Review: The Drawer Boy is a moving adaptation of the seminal play

Film version of Michael Healey's two-act stage show is an intimate meditation on the transformative power of art

THE DRAWER BOY (Arturo Pérez Torres, Aviva Armour-Ostroff). 98 minutes. Opens Friday (November 23). See listing. Rating: NNNN

The Drawer Boy is a sensitive adaptation of Michael Healey’s 1999 stage play about the transformative power of art.

In the 1970s, Toronto actor Miles (Jakob Ehman) rooms with Huron County farmers Morgan (Richard Clarkin) and Angus (Stuart Hughes) to study their work for a collective play. But he unknowingly upsets the men’s friendship, causing Angus – who received a brain injury while the two men were in WWII – to start remembering things that contradict the stories Morgan has told him for decades.

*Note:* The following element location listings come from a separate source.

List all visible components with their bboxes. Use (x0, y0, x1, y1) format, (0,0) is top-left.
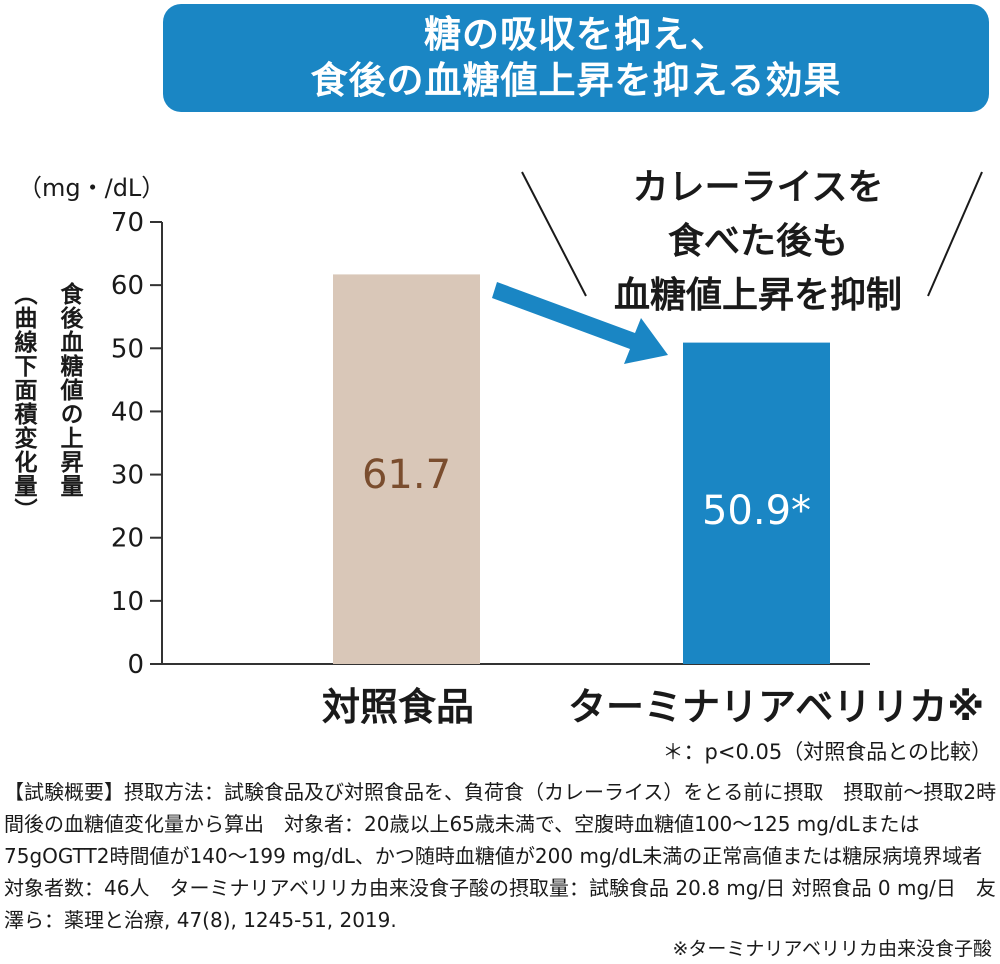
y-tick-label: 60 (111, 271, 144, 301)
trend-arrow-shape (492, 282, 668, 364)
y-tick-label: 0 (127, 650, 144, 680)
callout-slashes (521, 171, 983, 297)
callout-line-1: カレーライスを (632, 167, 884, 208)
y-tick-labels: 0 10 20 30 40 50 60 70 (111, 208, 144, 680)
callout-line-3: 血糖値上昇を抑制 (613, 275, 902, 316)
y-axis-unit: （mg・/dL） (18, 174, 166, 202)
y-axis-sublabel: （曲線下面積変化量） (10, 282, 36, 522)
trend-arrow (492, 282, 668, 364)
callout-slash-right (927, 171, 983, 297)
bars-group (333, 274, 830, 664)
title-line-2: 食後の血糖値上昇を抑える効果 (310, 59, 842, 102)
y-tick-label: 30 (111, 461, 144, 491)
bar-value-label-control: 61.7 (361, 452, 452, 498)
bar-value-label-terminalia: 50.9* (701, 488, 812, 534)
footnote: ※ターミナリアベリリカ由来没食子酸 (672, 938, 992, 960)
y-tick-label: 70 (111, 208, 144, 238)
category-label-control: 対照食品 (322, 685, 475, 729)
significance-note: ＊：p<0.05（対照食品との比較） (662, 740, 992, 764)
bar-control (333, 274, 480, 664)
y-tick-label: 40 (111, 397, 144, 427)
study-summary: 【試験概要】摂取方法：試験食品及び対照食品を、負荷食（カレーライス）をとる前に摂… (4, 780, 1000, 932)
callout-slash-left (521, 171, 587, 297)
category-label-terminalia: ターミナリアベリリカ※ (568, 685, 985, 729)
y-axis-label: 食後血糖値の上昇量 (56, 282, 82, 498)
title-line-1: 糖の吸収を抑え、 (424, 13, 728, 56)
y-tick-label: 50 (111, 334, 144, 364)
callout-line-2: 食べた後も (667, 221, 848, 262)
y-tick-label: 10 (111, 587, 144, 617)
y-tick-label: 20 (111, 524, 144, 554)
title-banner: 糖の吸収を抑え、 食後の血糖値上昇を抑える効果 (163, 4, 989, 112)
bar-terminalia (683, 342, 830, 664)
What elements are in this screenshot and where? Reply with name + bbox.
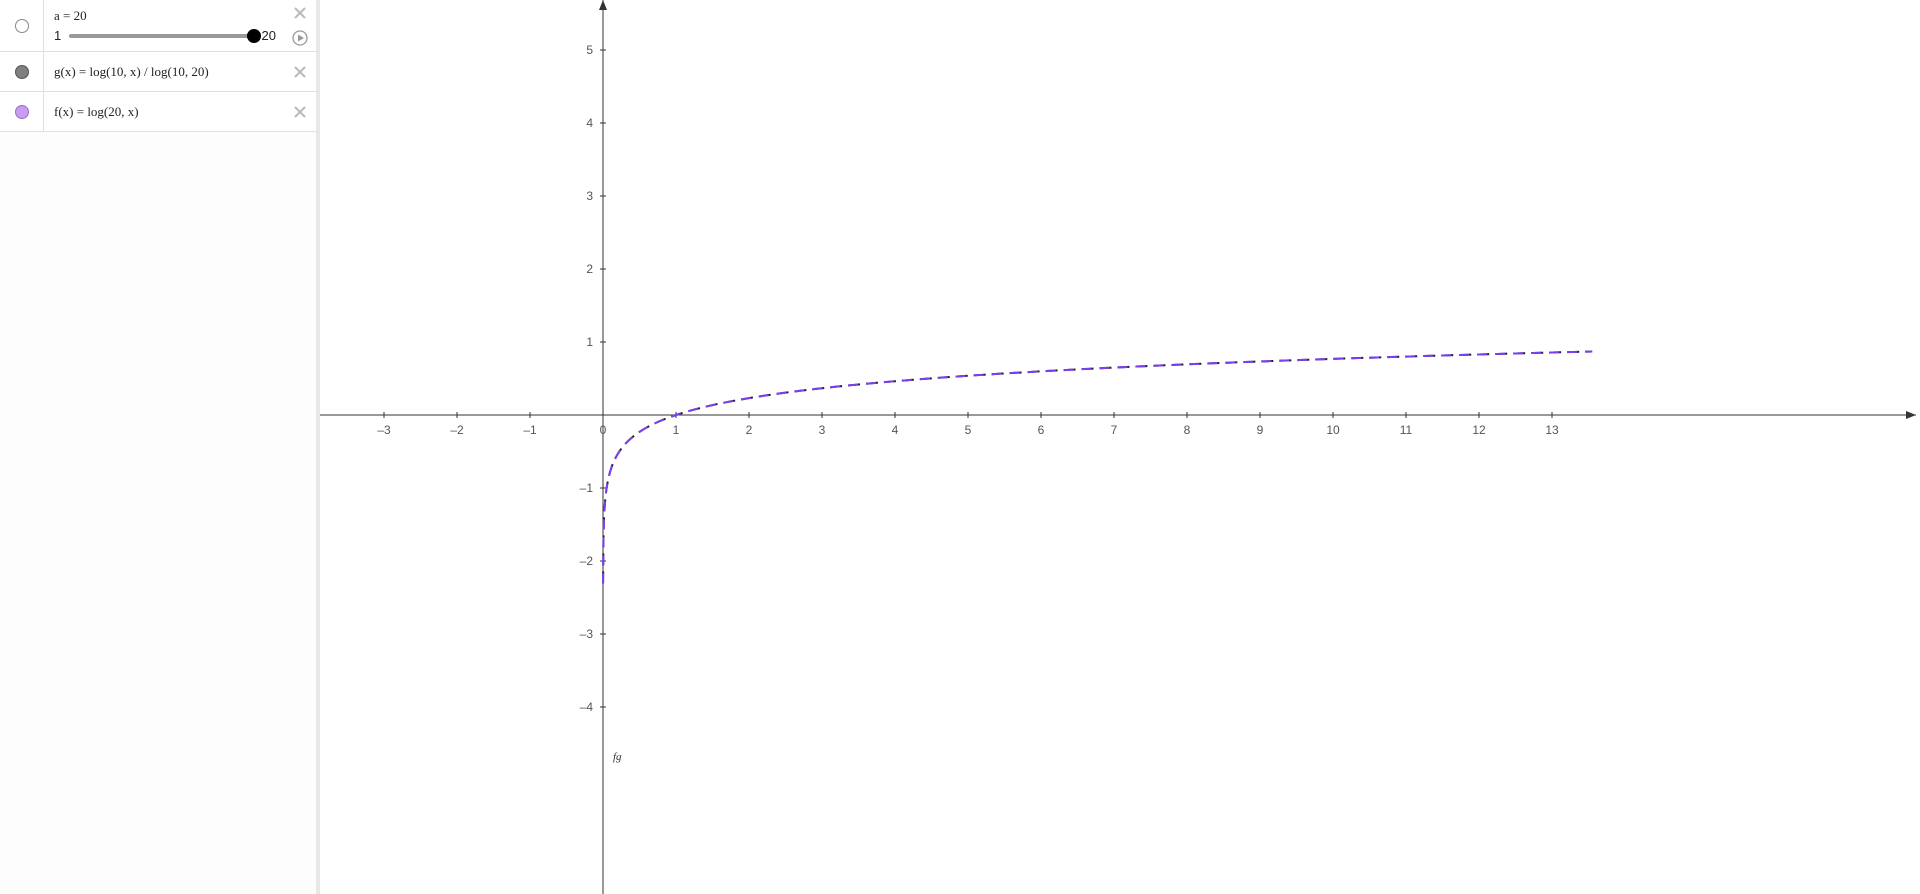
x-tick-label: 12 — [1472, 423, 1485, 437]
row-actions — [284, 92, 316, 131]
slider-track[interactable] — [69, 34, 253, 38]
app: a = 20120g(x) = log(10, x) / log(10, 20)… — [0, 0, 1920, 894]
x-tick-label: 3 — [819, 423, 826, 437]
close-icon[interactable] — [291, 4, 309, 22]
y-tick-label: –1 — [580, 481, 599, 495]
x-tick-label: 7 — [1111, 423, 1118, 437]
graphics-view[interactable]: –3–2–1012345678910111213–4–3–2–112345fg — [320, 0, 1920, 894]
row-actions — [284, 52, 316, 91]
y-tick-label: –3 — [580, 627, 599, 641]
y-tick-label: –4 — [580, 700, 599, 714]
definition-text: g(x) = log(10, x) / log(10, 20) — [54, 64, 276, 80]
close-icon[interactable] — [291, 103, 309, 121]
x-tick-label: 10 — [1326, 423, 1339, 437]
row-body[interactable]: f(x) = log(20, x) — [44, 92, 284, 131]
x-tick-label: 2 — [746, 423, 753, 437]
visibility-marble[interactable] — [15, 19, 29, 33]
y-tick-label: 1 — [586, 335, 599, 349]
x-tick-label: 6 — [1038, 423, 1045, 437]
algebra-row[interactable]: g(x) = log(10, x) / log(10, 20) — [0, 52, 316, 92]
x-tick-label: 8 — [1184, 423, 1191, 437]
x-tick-label: 5 — [965, 423, 972, 437]
y-tick-label: 2 — [586, 262, 599, 276]
y-tick-label: 5 — [586, 43, 599, 57]
definition-text: a = 20 — [54, 8, 276, 24]
x-tick-label: –3 — [377, 423, 390, 437]
x-tick-label: –1 — [523, 423, 536, 437]
x-tick-label: 4 — [892, 423, 899, 437]
y-tick-label: 3 — [586, 189, 599, 203]
x-tick-label: 11 — [1400, 423, 1412, 437]
visibility-toggle-col — [0, 92, 44, 131]
slider-min-label: 1 — [54, 28, 61, 43]
y-tick-label: –2 — [580, 554, 599, 568]
curve-f[interactable] — [603, 351, 1592, 583]
x-tick-label: 9 — [1257, 423, 1264, 437]
algebra-view: a = 20 1 20 g(x) = log(10, x) / log(10, 20)… — [0, 0, 320, 894]
x-tick-label: 13 — [1545, 423, 1558, 437]
algebra-row[interactable]: f(x) = log(20, x) — [0, 92, 316, 132]
slider[interactable]: 1 20 — [54, 28, 276, 43]
x-tick-label: –2 — [450, 423, 463, 437]
close-icon[interactable] — [291, 63, 309, 81]
x-tick-label: 0 — [600, 423, 607, 437]
function-label: fg — [613, 751, 622, 763]
visibility-toggle-col — [0, 52, 44, 91]
visibility-toggle-col — [0, 0, 44, 51]
graph-canvas[interactable] — [320, 0, 1916, 894]
y-tick-label: 4 — [586, 116, 599, 130]
visibility-marble[interactable] — [15, 65, 29, 79]
visibility-marble[interactable] — [15, 105, 29, 119]
row-body[interactable]: a = 20 1 20 — [44, 0, 284, 51]
definition-text: f(x) = log(20, x) — [54, 104, 276, 120]
play-icon[interactable] — [291, 29, 309, 47]
curve-g[interactable] — [603, 351, 1592, 583]
slider-thumb[interactable] — [247, 29, 261, 43]
algebra-row[interactable]: a = 20 1 20 — [0, 0, 316, 52]
x-tick-label: 1 — [673, 423, 680, 437]
row-body[interactable]: g(x) = log(10, x) / log(10, 20) — [44, 52, 284, 91]
slider-max-label: 20 — [262, 28, 276, 43]
row-actions — [284, 0, 316, 51]
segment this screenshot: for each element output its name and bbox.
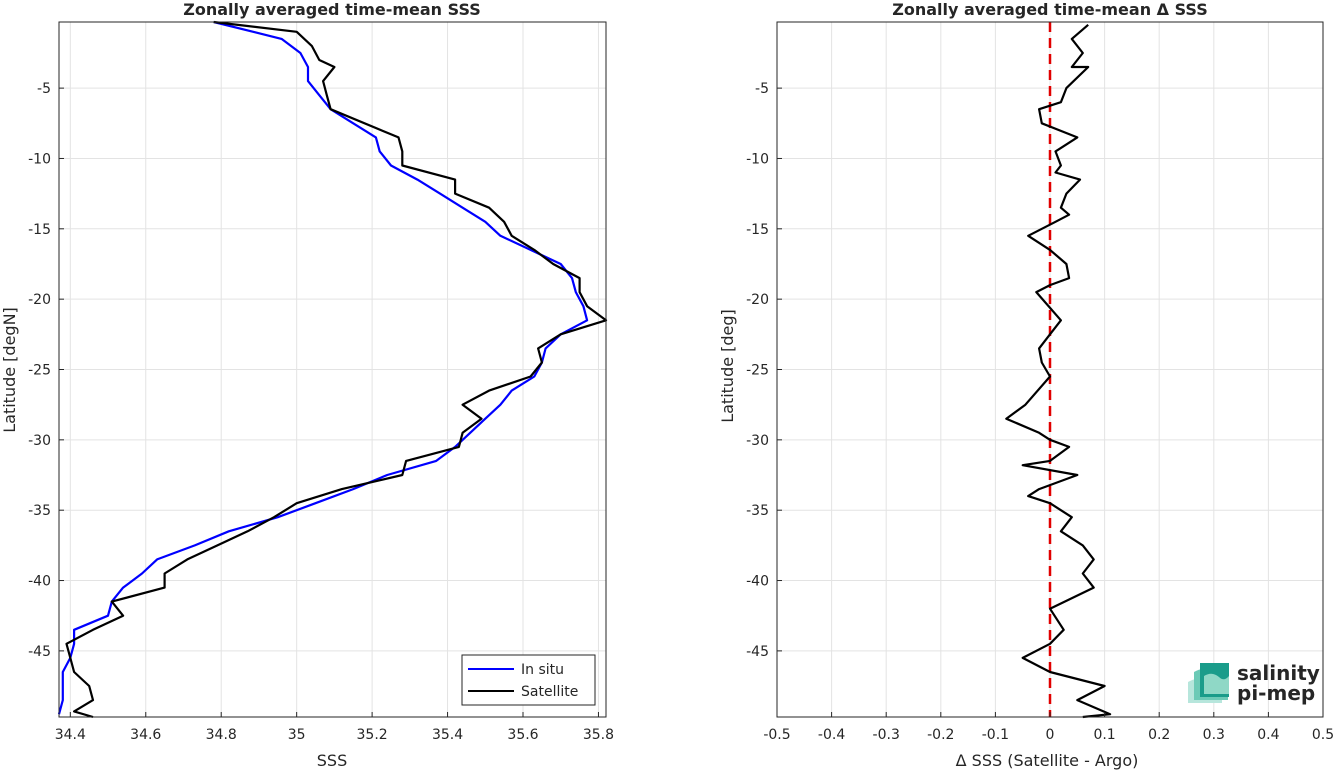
y-tick-label: -5	[37, 81, 51, 97]
x-tick-labels: -0.5 -0.4 -0.3 -0.2 -0.1 0 0.1 0.2 0.3 0.4 0.5	[763, 712, 1334, 743]
x-tick-label: 0	[1046, 727, 1055, 743]
y-tick-label: -20	[28, 292, 51, 308]
x-tick-label: -0.1	[982, 727, 1009, 743]
chart-title: Zonally averaged time-mean Δ SSS	[892, 0, 1208, 19]
y-axis-label: Latitude [degN]	[0, 307, 19, 433]
wave-icon	[1188, 663, 1229, 703]
y-tick-label: -40	[28, 574, 51, 590]
x-tick-label: -0.3	[873, 727, 900, 743]
x-tick-label: 34.6	[130, 727, 161, 743]
delta-sss-panel: -0.5 -0.4 -0.3 -0.2 -0.1 0 0.1 0.2 0.3 0.4 0.5 -5-…	[718, 0, 1334, 770]
y-tick-label: -10	[28, 151, 51, 167]
x-tick-labels: 34.4 34.6 34.8 35 35.2 35.4 35.6 35.8	[55, 712, 614, 743]
y-tick-labels: -5 -10 -15 -20 -25 -30 -35 -40 -45	[746, 81, 782, 660]
y-tick-label: -35	[28, 503, 51, 519]
x-tick-label: 35.6	[507, 727, 538, 743]
y-axis-label: Latitude [deg]	[718, 309, 737, 423]
series-layer	[1005, 23, 1112, 719]
x-tick-label: 35	[288, 727, 306, 743]
series-layer	[57, 20, 608, 719]
y-tick-label: -20	[746, 292, 769, 308]
sss-panel: 34.4 34.6 34.8 35 35.2 35.4 35.6 35.8 -5-10-15-…	[0, 0, 614, 770]
x-tick-label: 34.8	[206, 727, 237, 743]
x-tick-label: -0.2	[927, 727, 954, 743]
salinity-pi-mep-logo: salinity pi-mep	[1188, 661, 1320, 705]
x-tick-label: 0.3	[1203, 727, 1225, 743]
y-tick-label: -15	[28, 222, 51, 238]
x-tick-label: 0.5	[1312, 727, 1334, 743]
logo-line2: pi-mep	[1237, 681, 1315, 705]
y-tick-label: -5	[755, 81, 769, 97]
y-tick-label: -45	[28, 644, 51, 660]
x-axis-label: Δ SSS (Satellite - Argo)	[956, 751, 1139, 770]
legend-box	[461, 654, 596, 706]
x-tick-label: -0.5	[763, 727, 790, 743]
legend-label-satellite: Satellite	[521, 684, 578, 700]
y-tick-label: -40	[746, 574, 769, 590]
x-tick-label: 35.2	[357, 727, 388, 743]
grid-lines	[59, 22, 606, 717]
legend-label-in-situ: In situ	[521, 662, 564, 678]
x-tick-label: 0.4	[1257, 727, 1279, 743]
y-tick-labels: -5 -10 -15 -20 -25 -30 -35 -40 -45	[28, 81, 64, 660]
y-tick-label: -45	[746, 644, 769, 660]
x-tick-label: 34.4	[55, 727, 86, 743]
chart-title: Zonally averaged time-mean SSS	[183, 0, 481, 19]
x-axis-label: SSS	[317, 751, 347, 770]
y-tick-label: -25	[28, 363, 51, 379]
x-tick-label: -0.4	[818, 727, 845, 743]
series-line-in-situ	[57, 20, 589, 715]
y-tick-label: -30	[746, 433, 769, 449]
logo-line1: salinity	[1237, 661, 1320, 685]
series-line-delta	[1005, 23, 1112, 719]
y-tick-label: -30	[28, 433, 51, 449]
x-tick-label: 0.2	[1148, 727, 1170, 743]
y-tick-label: -15	[746, 222, 769, 238]
x-tick-label: 35.4	[432, 727, 463, 743]
x-tick-label: 0.1	[1093, 727, 1115, 743]
series-line-satellite	[65, 20, 608, 719]
y-tick-label: -25	[746, 363, 769, 379]
y-tick-label: -35	[746, 503, 769, 519]
x-tick-label: 35.8	[583, 727, 614, 743]
legend: In situ Satellite	[461, 654, 596, 706]
y-tick-label: -10	[746, 151, 769, 167]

The script, by co-director Arturo Pérez Torres, fleshes out some details in the play, including a very amusing look at Miles’s rehearsal process for a play inspired by the legendary collective creation The Farm Show. (Look for lots of cameos by Theatre Passe Muraille theatre veterans like co-founder Paul Thompson and actor Bob Nasmith.)

Directors Pérez Torres and Aviva Armour-Ostroff capture the Southwestern Ontario landscape in all its rugged beauty. But the scope remains intimate, and the actors deliver rich, lived-in performances.

Ehman’s wide-eyed naïveté feels authentic, while Hughes brings off his character’s transformation without a trace of sentimentality. Clarkin, his mouth barely moving, delivers some of the funniest lines, but also hints at his character’s fears and guilt. Bob Wiseman’s music underscores the rural feel, but the only flaw to the film is an occasionally distracting sound mix.